“[A vegetação estava] num estado lastimável”, afirmou Joaquim Domingos Conceição, em mais uma sessão do julgamento para apurar eventuais responsabilidades criminais dos fogos de Pedrógão Grande, salientando que no período em que ocorreram os incêndios “não estava limpo”.
Nos incêndios de Pedrógão Grande, no distrito de Leiria, em junho de 2017, o Ministério Público (MP) contabilizou 63 mortos e 44 feridos quiseram procedimento criminal.
Foi na EN 236-1, que liga Castanheira de Pera a Figueiró dos Vinhos, que ocorreu a maioria das mortes.
De acordo com o despacho de acusação, Gonçalo Conceição, de 39 anos, era um dos cinco bombeiros da corporação de Castanheira de Pera que estava numa viatura que circulava na EN 236-1 no dia 17 de junho.
Nesta via, um carro com três ocupantes embateu na viatura da corporação dado o “fumo denso que se havia formado” devido ao incêndio, sustenta o MP.
Os cinco bombeiros saíram da viatura, “ficando de imediato expostos a um calor intenso, começando os óculos de proteção e as máscaras que traziam colocados a derreter”, lê-se no documento.

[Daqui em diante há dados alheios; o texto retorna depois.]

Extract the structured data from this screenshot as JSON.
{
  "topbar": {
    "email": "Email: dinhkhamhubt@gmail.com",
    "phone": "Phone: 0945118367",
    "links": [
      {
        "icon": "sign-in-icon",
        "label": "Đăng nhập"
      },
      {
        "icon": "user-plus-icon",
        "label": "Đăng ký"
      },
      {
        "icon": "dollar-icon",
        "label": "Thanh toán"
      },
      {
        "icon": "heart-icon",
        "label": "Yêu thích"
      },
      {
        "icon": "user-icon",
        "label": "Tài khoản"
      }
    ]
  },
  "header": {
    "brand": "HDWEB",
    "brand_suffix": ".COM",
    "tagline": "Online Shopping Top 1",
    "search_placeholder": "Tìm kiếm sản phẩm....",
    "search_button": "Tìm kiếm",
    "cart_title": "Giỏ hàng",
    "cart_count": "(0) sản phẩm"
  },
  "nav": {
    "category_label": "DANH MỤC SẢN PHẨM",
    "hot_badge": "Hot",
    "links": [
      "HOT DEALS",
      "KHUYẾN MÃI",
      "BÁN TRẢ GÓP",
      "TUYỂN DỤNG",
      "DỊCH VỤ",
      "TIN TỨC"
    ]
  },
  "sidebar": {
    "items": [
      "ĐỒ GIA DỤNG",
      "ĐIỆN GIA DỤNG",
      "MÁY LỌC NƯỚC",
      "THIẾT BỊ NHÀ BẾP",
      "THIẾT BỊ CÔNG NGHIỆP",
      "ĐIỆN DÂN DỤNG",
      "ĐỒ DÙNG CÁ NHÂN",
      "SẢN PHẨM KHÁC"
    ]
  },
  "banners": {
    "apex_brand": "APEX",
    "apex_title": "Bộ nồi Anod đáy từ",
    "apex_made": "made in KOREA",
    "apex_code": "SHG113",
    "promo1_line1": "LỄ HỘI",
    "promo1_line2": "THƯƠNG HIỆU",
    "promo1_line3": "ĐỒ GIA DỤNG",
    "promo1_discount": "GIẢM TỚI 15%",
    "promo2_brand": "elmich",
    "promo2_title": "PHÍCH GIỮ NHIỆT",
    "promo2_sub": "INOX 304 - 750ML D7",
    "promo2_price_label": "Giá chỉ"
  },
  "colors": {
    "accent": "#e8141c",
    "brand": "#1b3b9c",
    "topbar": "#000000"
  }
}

Apesar de ainda terem tentado salvar os três ocupantes do carro, os bombeiros “não o conseguiram” e seguiram a pé “em direção ao cruzamento de Vilas de Pedro, na EN 236-1, “onde chegaram no momento em que a frente do incêndio por ali passou, gerando uma onda de calor muito intensa, ficando todos a ela expostos durante cerca de meia hora, até serem socorridos”.
“Todos sofreram queimaduras”, refere o MP, salientando que devido àquelas Gonçalo Conceição acabou por morrer dois dias depois, na Unidade de Queimados do Centro Hospitalar e Universitário de Coimbra.
Após o depoimento, o pai do bombeiro, proprietário de um hotel em Castanheira de Pera, pediu ainda a palavra para dizer que hoje passavam exatamente quatro anos da data do funeral do filho, o que levou a presidente do coletivo de juízes, Maria Clara Santos, a lamentar a coincidência das datas.
Já a mãe do bombeiro, Maria Soledade Conceição, que como o marido vestia roupa preta, explicou que a vegetação junto àquela via “estava péssima” e, referindo-se a uma zona específica, notou que a copa das árvores “parecia um túnel”.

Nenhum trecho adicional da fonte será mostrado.